У Жанны руки чесались броситься самой рвать эти сорняки, чтобы показались наконец ее любимые розы. Де Турнеэм и де Монмартель с отеческой любовью наблюдали за восторженной молодой женщиной, каждый из них считал ее своей дочерью и каждый полагал, что основная заслуга в том, что Ренет красива, образованна, умна и достигла таких высот, принадлежит именно ему. Мадам Пуассон не раскрыла тайны отцовства своей дочери просто потому, что не знала сама, кто же в действительности ее отец.

За домом обнаружилась терраса, с которой открывался изумительный вид на долину с текущей по ней рекой.

– Ах, какая красота!

– Здесь богатые дичью леса и хорошая охота.

Маркиза чуть поморщилась:

– Я не люблю охоту и предпочла бы, чтоб его величество проводил время рядом со мной, а не со сворой собак или лошадью. Но вы правы, здесь очень живописно.

Потом она долго ходила по самому дому, прикидывая и приказывая, что и где нужно переделать, как меблировать и что изменить в интерьере.

Креси открыл целый список великолепных замков и дворцов, подаренных королем фаворитке и перестроенных ею. У Жанны был отменный вкус и изумительное чутье на то, что должно войти в моду. А может, она сама эту моду и формировала? Ведь любая постройка, любой интерьер, созданный по желанию и согласно вкусам маркизы, становились образцом для подражания.

Сама маркиза, нежная, хрупкая, тонкая, почти прозрачная, очень соответствовала стилю рококо, сменившему тяжеловесное, с обилием яркого, массивного декора, барокко. Как нельзя кстати пришлись вкусам Жанны новые цвета – приглушенные, такие же нежные… В ее комнатах взгляд отдыхал от красного и золотого, легко скользил по немного размытым оттенкам розового, голубого, лазоревого, зеленоватого. Если золото, то не сплошь, а только по краю, чтобы оттеняло основной цвет, если орнамент, то любимые ею розы, но не огромными букетами, а нежными бутонами… Это королеве в подарок она присылала розы охапками, вызывая откровенное недоумение у придворных дам.

В Креси, конечно, должен царить именно ее вкус… Никаких тяжелых гобеленов с массивными фигурами, никаких темно-красных занавесей или неподъемных канделябров. Все должно быть легко, изящно, воздушно…

Дом и само имение очень понравилось, придуманы и профинансированы основные переделки, маркиза вернулась в Шуази ждать возлюбленного и переживать, чтобы его не настроили против.

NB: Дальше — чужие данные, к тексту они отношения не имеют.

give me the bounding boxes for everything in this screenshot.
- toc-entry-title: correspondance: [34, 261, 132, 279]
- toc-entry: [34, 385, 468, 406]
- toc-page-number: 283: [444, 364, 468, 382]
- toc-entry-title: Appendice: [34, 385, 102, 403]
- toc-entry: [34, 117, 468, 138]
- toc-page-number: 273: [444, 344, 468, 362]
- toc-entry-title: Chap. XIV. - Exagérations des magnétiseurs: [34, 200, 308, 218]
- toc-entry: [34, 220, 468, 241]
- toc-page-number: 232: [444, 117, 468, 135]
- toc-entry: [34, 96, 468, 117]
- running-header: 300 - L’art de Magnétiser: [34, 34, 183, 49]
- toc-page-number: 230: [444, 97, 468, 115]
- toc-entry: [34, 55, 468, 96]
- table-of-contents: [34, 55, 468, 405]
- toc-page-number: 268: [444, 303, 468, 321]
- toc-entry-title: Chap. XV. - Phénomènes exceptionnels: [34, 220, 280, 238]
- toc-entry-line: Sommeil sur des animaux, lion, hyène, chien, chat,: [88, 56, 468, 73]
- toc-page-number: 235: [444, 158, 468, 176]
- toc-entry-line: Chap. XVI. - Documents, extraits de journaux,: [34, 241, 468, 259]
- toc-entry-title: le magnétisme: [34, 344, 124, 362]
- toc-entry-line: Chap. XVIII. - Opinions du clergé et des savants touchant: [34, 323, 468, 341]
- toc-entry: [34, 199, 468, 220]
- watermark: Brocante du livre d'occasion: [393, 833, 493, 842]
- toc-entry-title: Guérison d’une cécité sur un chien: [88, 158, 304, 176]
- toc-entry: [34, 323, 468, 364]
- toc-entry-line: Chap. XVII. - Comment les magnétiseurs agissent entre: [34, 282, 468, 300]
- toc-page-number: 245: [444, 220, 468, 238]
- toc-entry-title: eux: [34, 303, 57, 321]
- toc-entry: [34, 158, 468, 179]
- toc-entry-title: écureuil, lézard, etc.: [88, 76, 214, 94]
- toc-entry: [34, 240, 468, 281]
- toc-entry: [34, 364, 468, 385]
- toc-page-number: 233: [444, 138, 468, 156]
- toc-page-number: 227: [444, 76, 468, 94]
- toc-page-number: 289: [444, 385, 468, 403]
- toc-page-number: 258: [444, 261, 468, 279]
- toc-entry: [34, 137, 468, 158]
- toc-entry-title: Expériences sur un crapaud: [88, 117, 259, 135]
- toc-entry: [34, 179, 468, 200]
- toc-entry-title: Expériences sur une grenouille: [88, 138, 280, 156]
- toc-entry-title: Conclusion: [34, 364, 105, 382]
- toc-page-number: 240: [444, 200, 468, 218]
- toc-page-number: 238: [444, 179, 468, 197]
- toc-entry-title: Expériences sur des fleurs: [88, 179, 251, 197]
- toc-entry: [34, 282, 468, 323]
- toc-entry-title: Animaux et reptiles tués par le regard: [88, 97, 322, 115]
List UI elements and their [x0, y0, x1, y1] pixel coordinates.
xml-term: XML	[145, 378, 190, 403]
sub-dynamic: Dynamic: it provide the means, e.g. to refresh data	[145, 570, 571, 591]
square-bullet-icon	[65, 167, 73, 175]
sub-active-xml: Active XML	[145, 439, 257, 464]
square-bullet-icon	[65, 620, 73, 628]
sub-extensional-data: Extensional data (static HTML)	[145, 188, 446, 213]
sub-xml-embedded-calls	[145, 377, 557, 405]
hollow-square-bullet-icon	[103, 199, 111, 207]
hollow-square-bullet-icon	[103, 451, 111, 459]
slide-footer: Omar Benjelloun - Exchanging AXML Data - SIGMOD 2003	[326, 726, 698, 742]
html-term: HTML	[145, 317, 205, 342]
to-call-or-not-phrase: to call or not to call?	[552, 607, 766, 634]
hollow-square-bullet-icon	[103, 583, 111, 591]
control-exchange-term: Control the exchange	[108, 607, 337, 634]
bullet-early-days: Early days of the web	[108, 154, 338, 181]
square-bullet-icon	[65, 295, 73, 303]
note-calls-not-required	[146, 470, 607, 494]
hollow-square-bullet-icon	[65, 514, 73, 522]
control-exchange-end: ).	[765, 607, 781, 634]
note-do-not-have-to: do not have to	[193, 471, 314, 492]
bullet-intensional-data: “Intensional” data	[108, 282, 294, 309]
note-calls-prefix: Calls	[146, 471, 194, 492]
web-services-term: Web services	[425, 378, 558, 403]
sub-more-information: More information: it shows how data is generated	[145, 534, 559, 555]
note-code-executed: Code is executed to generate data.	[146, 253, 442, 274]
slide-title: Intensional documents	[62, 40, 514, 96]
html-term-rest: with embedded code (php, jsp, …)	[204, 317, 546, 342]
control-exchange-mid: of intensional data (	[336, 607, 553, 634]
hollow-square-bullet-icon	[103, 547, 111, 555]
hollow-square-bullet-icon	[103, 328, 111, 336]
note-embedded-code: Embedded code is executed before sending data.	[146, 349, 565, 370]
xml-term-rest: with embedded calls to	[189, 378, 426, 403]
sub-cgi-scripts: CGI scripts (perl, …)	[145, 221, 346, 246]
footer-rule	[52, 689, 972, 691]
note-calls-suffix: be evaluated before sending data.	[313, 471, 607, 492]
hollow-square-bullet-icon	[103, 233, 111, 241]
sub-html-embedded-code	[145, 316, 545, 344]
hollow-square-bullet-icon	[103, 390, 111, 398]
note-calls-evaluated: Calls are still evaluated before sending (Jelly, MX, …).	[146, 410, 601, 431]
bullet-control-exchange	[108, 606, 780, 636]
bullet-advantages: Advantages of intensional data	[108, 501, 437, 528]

Король вернулся довольно быстро, но роды у Марии Терезии Испанской прошли нескоро. Только во второй половине июля, когда все уже просто извелись от ожидания, дофина наконец родила вместо ожидаемого мальчика девочку. Положение было тем нелепей, что как раз в это время пришло известие о внезапной смерти отца дофины. Чтобы не расстраивать будущую мать, было решено ничего ей не говорить и траур не объявлять.

После рождения принцессы стало казаться, что все страшное уже позади. Это ничего, что первая дочь, будут и мальчики, ведь дофина доказала свою способность рожать. И вдруг… она сгорела в одночасье, последовав за отцом! Никто даже не успел понять, с чего вдруг развилась послеродовая горячка, унесшая дофину буквально за день.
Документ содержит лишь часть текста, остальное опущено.